SY:​ The final draft (R3) of the new ICH E6 GCP (the international ethical, scientific, and quality standard for the conduct of clinical trials for the development of new drugs and biologics - involving human participants that are intended to support regulatory applications) is out for public consultation and feedback right now.

We are looking forward to it being published next year. I think, bringing that whole concept together in regulatory GCP expectations, there is a true recognition that risk-based is not just for monitoring, it is showing quality by design concepts - the way you design your protocol and your trial from the beginning is a risk-based approach or should be a risk-based approach.

You will still be using a lot of the same processes or exercises of assessing risk from the very beginning of clinical research all the way up to the beginning of your trial - and all the way through your trial. So, it is great, and we are finally seeing the regulations fully representing that concept for the industry, which I think is going to itself be helpful moving forward.

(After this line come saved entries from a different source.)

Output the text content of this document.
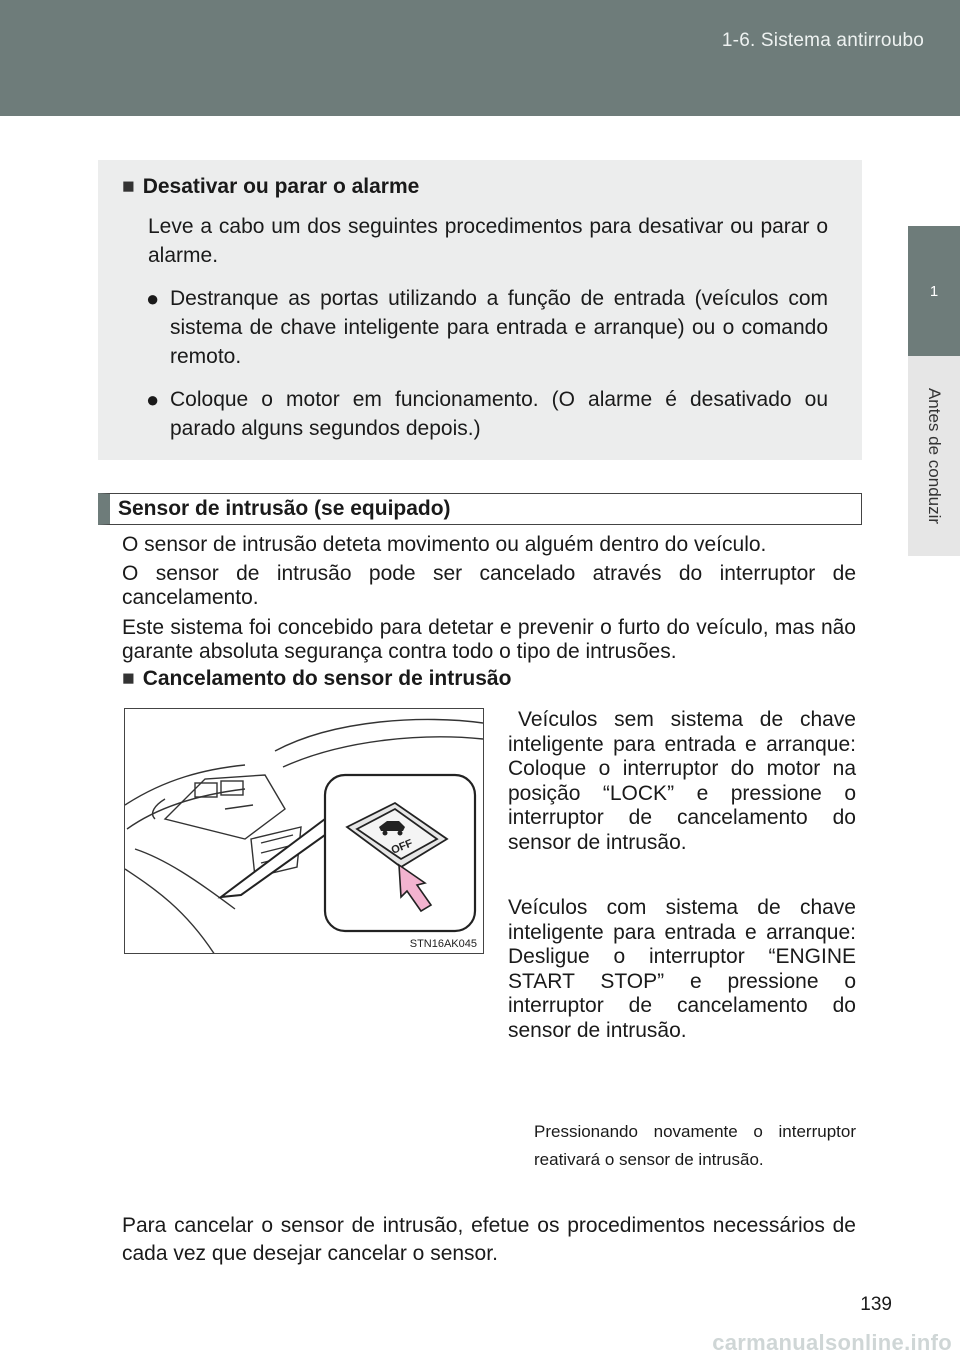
1-6. Sistema antirroubo
1
Antes de conduzir

■ Desativar ou parar o alarme

Leve a cabo um dos seguintes procedimentos para desativar ou parar o alarme.

● Destranque as portas utilizando a função de entrada (veículos com sistema de chave inteligente para entrada e arranque) ou o comando remoto.
● Coloque o motor em funcionamento. (O alarme é desativado ou parado alguns segundos depois.)
Sensor de intrusão (se equipado)

O sensor de intrusão deteta movimento ou alguém dentro do veículo.

O sensor de intrusão pode ser cancelado através do interruptor de cancelamento.

Este sistema foi concebido para detetar e prevenir o furto do veículo, mas não garante absoluta segurança contra todo o tipo de intrusões.

■ Cancelamento do sensor de intrusão
OFF
STN16AK045

Veículos sem sistema de chave inteligente para entrada e arranque: Coloque o interruptor do motor na posição “LOCK” e pressione o interruptor de cancelamento do sensor de intrusão.

Veículos com sistema de chave inteligente para entrada e arranque: Desligue o interruptor “ENGINE START STOP” e pressione o interruptor de cancelamento do sensor de intrusão.

Pressionando novamente o interruptor reativará o sensor de intrusão.

Para cancelar o sensor de intrusão, efetue os procedimentos necessários de cada vez que desejar cancelar o sensor.

139
carmanualsonline.info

It is a complete mindset shift from where we were 15 years ago, and it makes perfect sense for the industry to be doing it.

OSP: You've also been very instrumental with the FDA and that regulation, so it is quite interesting what is happening now, and how the FDA is shifting to looking at remote devices. You are very forward thinking on this.​

SY:​ I think the FDA and the ICH committee in terms of really trying to look forward and anticipating how quickly technology is evolving in our space. In these different evolving paradigms, like decentralized trials and, and adaptive trials and wearables, - it is moving very quickly now. I think they have done a good job with the new ICH guidelines, to encompass all that to allow for it.

OSP: How much resistance is there to precisely what you are doing?​

FT:​ There has been resistance for 10 years, and the resistance will always exist. Guidelines will always be open to interpretation. The changes are not dramatic and nothing new is being introduced.

SY:​ It is really a furtherance of the RBQM concepts that were already in place. It is not like the revision is going to create this additional resistance. It is going to help mute some of that resistance. It is all spelled out and reinforced better.

OSP: Can you tell me about quality tolerance limits (QTLs)? ​

SY:​ These were introduced in R2 a lot of people in the industry have been trying to interpret that, implement it, and figure out exactly what it means, there is all sorts of workgroups. I have been involved with several of them and now in R3, there is similar language, but mysteriously the term ‘quality tolerance limit’ has been removed. So now everyone in the in this public consultation period is wanting to get clarity on it.

We still must do this; they have the same the same concept spelled out, but they do not mention quality tolerance limits anymore. That was laid out in R2 and is something people paid a lot of attention to. They were being told they must measure and have parameters that are metrics - measuring the overall quality of their trial and if they deviate from an expected range on these metrics, that must be reported in the formal submission to the to the FDA and in the study report, to the FDA. This showed it had to be taken seriously, which is both a good thing and a scary thing. They are not using the term quality tolerance limits anymore and everyone is wondering whether the FDA are backing off from this.

FT: ​it is a notable example, but the fundamental question behind that is, when you define the questions limits, when you define thresholds and when you define what is acceptable and what is not acceptable, you need data. You can make assumptions you can say ‘I think,’ but the more data you have to support your limits, there's less risk you're going to do something wrong.

Our opportunity as a company we now have increased data - we have more than 1,000 trials on the platform. We can support that work of defining thresholds, we can apply more deep learning techniques and go back to previous risk assessment to suggest for future studies. We need to be asking questions like what are the risks that should be mitigated? What are the risks that potentially may happen? So, we are sitting on a lot of data, and we are investing quite a lot of resources in trying to exploit those data for the benefit of the industry and our clients.